My next stop was Athens, which provided a welcome night of rest and shelter from the rain. There was a historic home right down the street from my hotel, the Taylor Grady House, and since one of my goals in this trip was to figure out why my last name is so prominent in Georgia, I stopped there first. I wandered around the elegant home, built in the 1840s by an Irish immigrant named Taylor who made a fortune in cotton. It was then bought by a Confederate, William Grady, who died before he could live there. His son, Henry, was the famous Grady because he later went into publishing and advocated for unity in the Reconstructionist South. He lived in the house during his college years at the University of Georgia. The house was beautiful, and I wandered its rooms (including an oval one) and dogwood garden, took in the 13 columns outside, built for the 13 colonies, and I admired the work that went into it. It originally sat on 38 acres, but the city grew around it. The county bought it eventually and the Junior League restored it. Now they run it as a venue for events, like weddings. It reminded me of Savannah.
I stopped next at the campus, where roses were already starting to come in. Tamu was happy to have a space for walking and dragged me around campus. I visited the old free cemetery that was surrounded by the university, where burials continued into the 1880s. The campus seemed quiet, and the only tour that day was late in the afternoon, so we passed on it. If we were going to be there for the night, I would have loved to take in some of the music scene, as the B-52s and REM were staples of my college years. Instead, we settled for a walk in the off-campus shopping and club area, and I bought Girl Scout cookies from the kids on the street. Tamu did not want to get in the car again, so we wandered back to the historic area of campus to see what else was blooming on this beautiful mild day.
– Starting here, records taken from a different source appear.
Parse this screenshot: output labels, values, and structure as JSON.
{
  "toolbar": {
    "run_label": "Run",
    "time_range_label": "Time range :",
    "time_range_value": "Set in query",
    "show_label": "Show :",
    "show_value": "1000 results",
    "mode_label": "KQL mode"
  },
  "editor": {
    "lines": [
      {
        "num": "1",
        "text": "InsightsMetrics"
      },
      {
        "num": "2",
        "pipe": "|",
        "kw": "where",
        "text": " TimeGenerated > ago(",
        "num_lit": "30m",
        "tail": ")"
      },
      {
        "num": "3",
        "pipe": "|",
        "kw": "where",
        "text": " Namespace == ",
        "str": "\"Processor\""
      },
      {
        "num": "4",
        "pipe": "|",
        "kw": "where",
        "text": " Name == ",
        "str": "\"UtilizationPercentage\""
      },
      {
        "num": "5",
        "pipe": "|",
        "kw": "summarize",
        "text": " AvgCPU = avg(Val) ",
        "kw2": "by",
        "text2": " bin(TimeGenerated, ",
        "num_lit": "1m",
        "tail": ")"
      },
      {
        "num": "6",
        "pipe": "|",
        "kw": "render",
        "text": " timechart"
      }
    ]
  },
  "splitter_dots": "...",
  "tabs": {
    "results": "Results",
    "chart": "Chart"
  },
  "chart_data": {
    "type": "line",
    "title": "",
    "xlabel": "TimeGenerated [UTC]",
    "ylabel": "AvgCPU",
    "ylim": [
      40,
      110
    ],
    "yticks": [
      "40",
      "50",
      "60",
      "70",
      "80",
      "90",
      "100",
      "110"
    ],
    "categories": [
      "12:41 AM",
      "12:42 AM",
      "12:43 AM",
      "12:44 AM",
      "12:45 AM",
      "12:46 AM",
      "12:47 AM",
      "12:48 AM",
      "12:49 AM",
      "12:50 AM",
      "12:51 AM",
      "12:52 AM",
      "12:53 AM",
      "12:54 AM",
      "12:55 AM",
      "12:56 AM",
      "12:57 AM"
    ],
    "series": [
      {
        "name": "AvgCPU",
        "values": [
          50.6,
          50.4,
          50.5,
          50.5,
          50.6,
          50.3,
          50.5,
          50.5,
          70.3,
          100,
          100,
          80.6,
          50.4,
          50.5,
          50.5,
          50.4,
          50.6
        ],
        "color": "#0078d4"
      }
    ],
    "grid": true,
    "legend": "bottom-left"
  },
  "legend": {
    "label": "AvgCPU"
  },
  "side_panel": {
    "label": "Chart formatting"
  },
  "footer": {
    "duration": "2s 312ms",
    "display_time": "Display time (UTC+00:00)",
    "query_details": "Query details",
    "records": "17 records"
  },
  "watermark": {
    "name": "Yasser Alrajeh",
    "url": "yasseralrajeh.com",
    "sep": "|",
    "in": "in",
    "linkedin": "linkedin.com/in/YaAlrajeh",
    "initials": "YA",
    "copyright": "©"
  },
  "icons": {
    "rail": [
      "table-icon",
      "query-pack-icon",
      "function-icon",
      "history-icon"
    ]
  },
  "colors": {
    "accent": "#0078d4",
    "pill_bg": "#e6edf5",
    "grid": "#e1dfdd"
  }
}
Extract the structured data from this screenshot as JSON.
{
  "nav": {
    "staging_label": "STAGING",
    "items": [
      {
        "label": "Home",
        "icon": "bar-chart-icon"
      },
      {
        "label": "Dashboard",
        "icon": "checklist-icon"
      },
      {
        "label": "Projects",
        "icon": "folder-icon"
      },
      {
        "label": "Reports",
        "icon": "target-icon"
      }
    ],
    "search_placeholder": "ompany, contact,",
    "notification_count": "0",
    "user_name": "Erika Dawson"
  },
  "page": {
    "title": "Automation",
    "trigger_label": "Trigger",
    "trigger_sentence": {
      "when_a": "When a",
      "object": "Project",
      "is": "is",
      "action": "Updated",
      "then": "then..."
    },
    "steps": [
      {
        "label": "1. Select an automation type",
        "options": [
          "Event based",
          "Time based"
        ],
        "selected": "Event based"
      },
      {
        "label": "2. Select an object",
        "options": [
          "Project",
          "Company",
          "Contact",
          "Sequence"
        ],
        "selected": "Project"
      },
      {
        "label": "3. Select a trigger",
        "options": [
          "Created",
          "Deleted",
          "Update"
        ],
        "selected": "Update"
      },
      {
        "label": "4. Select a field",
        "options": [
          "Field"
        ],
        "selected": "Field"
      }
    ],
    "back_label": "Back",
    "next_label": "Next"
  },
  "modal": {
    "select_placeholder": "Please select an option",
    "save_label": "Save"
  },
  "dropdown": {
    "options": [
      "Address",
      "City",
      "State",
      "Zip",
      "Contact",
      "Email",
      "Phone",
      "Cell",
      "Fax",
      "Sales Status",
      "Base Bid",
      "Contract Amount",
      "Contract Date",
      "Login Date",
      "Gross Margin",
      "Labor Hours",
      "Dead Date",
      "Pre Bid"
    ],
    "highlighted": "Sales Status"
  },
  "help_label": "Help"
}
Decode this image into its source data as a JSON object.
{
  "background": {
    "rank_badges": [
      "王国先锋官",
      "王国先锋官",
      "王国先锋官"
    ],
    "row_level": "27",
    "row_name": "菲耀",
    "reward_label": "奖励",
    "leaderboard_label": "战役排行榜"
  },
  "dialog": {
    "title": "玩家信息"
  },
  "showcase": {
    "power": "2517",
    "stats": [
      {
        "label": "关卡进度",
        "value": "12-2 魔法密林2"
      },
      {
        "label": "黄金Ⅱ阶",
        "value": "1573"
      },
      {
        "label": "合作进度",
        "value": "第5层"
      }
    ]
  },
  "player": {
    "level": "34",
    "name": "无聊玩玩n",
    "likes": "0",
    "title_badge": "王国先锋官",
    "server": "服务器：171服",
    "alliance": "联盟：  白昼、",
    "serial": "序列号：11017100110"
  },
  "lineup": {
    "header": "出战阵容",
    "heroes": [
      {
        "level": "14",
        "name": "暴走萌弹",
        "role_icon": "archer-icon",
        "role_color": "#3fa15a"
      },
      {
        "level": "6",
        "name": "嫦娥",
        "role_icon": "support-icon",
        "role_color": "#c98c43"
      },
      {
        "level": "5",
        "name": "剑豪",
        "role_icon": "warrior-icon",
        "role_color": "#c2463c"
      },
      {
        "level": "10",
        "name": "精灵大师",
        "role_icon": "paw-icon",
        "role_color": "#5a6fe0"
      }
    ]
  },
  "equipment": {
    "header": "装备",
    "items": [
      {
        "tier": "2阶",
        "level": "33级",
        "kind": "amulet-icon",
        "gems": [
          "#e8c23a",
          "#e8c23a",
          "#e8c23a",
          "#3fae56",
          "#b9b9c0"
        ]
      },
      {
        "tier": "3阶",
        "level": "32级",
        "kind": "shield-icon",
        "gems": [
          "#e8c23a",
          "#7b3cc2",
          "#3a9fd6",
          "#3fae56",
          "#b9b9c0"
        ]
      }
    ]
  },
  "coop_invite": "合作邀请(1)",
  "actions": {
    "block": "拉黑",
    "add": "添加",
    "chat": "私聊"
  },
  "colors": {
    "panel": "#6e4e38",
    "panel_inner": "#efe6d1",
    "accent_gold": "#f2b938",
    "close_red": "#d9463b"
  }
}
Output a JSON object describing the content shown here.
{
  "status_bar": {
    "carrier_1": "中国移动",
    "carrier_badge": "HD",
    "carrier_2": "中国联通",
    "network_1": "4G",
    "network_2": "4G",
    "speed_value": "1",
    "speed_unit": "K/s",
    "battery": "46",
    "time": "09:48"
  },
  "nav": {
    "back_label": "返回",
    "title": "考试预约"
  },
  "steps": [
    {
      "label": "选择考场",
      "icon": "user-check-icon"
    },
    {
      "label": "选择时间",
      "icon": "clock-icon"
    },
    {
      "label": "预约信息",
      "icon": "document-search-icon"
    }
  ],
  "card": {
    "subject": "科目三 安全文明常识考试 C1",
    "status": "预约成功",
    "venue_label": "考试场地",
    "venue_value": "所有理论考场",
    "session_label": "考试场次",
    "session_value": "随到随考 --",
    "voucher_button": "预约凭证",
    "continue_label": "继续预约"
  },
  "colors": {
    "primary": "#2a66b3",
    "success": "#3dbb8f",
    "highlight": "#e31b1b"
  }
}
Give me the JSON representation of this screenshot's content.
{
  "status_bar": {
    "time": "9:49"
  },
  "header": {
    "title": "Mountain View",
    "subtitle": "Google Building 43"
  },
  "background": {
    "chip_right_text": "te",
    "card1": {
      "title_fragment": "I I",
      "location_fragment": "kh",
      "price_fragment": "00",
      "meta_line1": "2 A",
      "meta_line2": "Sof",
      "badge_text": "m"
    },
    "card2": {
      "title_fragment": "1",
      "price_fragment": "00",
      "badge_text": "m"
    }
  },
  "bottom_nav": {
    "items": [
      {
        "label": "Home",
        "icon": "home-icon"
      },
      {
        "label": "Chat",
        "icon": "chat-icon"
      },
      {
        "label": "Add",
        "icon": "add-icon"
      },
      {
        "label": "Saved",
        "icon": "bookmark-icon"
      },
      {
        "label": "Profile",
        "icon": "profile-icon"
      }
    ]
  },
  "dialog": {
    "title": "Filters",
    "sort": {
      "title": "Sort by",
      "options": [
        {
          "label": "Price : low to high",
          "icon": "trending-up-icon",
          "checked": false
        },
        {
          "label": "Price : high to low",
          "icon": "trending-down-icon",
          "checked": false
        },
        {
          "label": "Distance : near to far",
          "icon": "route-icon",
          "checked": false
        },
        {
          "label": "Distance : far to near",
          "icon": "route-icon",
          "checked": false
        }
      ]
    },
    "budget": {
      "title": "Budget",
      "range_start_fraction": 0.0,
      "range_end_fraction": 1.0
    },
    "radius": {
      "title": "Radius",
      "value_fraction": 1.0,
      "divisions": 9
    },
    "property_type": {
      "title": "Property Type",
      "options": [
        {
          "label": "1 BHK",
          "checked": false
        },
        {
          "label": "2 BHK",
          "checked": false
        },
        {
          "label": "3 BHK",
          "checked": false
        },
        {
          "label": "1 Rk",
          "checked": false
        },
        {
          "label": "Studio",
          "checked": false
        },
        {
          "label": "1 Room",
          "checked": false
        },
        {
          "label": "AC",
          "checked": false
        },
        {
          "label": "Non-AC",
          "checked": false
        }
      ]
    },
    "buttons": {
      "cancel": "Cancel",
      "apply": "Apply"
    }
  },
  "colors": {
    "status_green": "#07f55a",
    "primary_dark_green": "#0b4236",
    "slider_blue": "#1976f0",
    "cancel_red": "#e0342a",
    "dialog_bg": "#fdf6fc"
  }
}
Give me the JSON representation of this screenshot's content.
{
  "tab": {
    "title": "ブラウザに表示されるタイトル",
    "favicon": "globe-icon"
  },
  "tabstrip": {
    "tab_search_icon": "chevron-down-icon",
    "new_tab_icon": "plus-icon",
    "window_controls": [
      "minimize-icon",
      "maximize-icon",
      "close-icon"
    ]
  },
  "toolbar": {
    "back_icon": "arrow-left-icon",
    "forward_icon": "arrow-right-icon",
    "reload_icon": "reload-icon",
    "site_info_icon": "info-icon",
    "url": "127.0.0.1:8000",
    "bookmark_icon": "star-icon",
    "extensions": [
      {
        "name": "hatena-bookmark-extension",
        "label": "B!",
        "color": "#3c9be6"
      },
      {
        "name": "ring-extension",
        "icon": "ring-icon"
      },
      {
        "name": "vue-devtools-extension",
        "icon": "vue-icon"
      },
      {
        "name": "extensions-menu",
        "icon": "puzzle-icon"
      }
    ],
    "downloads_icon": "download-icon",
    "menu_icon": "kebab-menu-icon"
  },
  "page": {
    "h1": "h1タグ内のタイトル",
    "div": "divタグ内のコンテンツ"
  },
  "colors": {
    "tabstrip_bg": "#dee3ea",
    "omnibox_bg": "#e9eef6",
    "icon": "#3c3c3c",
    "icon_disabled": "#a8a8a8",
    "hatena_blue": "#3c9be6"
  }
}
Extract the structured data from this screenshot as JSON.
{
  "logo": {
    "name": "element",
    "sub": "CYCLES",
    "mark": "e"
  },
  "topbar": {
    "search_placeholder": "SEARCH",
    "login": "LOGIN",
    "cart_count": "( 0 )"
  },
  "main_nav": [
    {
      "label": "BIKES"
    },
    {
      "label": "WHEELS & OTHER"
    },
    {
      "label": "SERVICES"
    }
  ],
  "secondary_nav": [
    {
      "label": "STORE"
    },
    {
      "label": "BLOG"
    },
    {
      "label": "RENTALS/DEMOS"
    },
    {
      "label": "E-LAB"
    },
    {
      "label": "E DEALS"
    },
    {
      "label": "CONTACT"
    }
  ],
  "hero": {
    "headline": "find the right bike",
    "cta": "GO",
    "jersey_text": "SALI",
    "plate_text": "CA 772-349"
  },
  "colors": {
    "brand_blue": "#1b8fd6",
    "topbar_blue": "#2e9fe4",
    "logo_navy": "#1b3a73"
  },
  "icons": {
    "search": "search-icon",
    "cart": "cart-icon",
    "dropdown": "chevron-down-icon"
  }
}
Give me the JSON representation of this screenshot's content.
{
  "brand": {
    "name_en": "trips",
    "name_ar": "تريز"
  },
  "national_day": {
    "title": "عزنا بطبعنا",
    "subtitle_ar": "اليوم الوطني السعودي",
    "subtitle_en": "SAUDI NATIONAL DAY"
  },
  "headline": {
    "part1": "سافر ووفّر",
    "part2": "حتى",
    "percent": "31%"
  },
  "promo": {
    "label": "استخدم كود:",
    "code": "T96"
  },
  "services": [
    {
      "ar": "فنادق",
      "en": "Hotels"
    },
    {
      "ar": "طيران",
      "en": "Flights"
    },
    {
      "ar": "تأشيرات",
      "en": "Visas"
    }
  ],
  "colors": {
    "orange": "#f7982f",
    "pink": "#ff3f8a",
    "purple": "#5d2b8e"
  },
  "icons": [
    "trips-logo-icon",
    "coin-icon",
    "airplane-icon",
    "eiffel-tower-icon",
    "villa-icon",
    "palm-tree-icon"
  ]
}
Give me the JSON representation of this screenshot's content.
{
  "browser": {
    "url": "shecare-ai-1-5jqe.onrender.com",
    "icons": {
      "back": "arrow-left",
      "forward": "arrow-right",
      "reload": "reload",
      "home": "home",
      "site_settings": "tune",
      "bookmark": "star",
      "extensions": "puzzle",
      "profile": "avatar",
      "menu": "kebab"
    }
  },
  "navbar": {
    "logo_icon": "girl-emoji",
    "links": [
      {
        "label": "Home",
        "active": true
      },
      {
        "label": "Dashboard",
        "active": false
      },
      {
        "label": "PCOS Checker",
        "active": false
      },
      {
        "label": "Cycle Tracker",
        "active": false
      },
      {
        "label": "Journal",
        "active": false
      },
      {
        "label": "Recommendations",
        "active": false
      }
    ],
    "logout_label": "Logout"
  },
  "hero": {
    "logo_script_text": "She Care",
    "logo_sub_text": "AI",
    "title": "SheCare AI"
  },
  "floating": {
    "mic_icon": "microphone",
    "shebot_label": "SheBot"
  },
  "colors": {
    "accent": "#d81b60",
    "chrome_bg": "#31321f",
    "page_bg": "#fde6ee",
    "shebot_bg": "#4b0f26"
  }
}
Then we headed out on the Antebellum Trail, or state route 441, to see what we could of architecture that was left standing following Sherman’s March, apparently because Sherman’s brother had a friend who lived in nearby Madison. So Sherman spared that area of the burning that characterized his march to the sea. I stopped at Heritage Hall in charming Madison for another house tour, this time with a good storyteller guiding us. Later, in the gift shop, we stopped to talk about Alzheimers disease because I was wearing my sweatshirt. The disease had devastated my guide’s mother.
I pressed on to Greensboro, but it was 4:30 in the afternoon, so the house museums were closing, so I could take in the county courthouse. I stopped in Eatonton, Alice Walker’s home town, but I was too late for an architectural tour. There was a site outside of it that explores Nights with Uncle Remus, a collection of folktales published by Joseph Turner based on stories he heard from the enslaved people on the plantation where he grew up. I figured I would be too late to see that, but since I was driving past it out of town, I stopped. It had just closed, but I could walk along the preserved cabins and read the outside markers and saw the little statue of Brer Rabbit.
Because of the late hour, I skipped the last stop on the Antebellum Trail, Milledgeville, and headed to Macon for the night.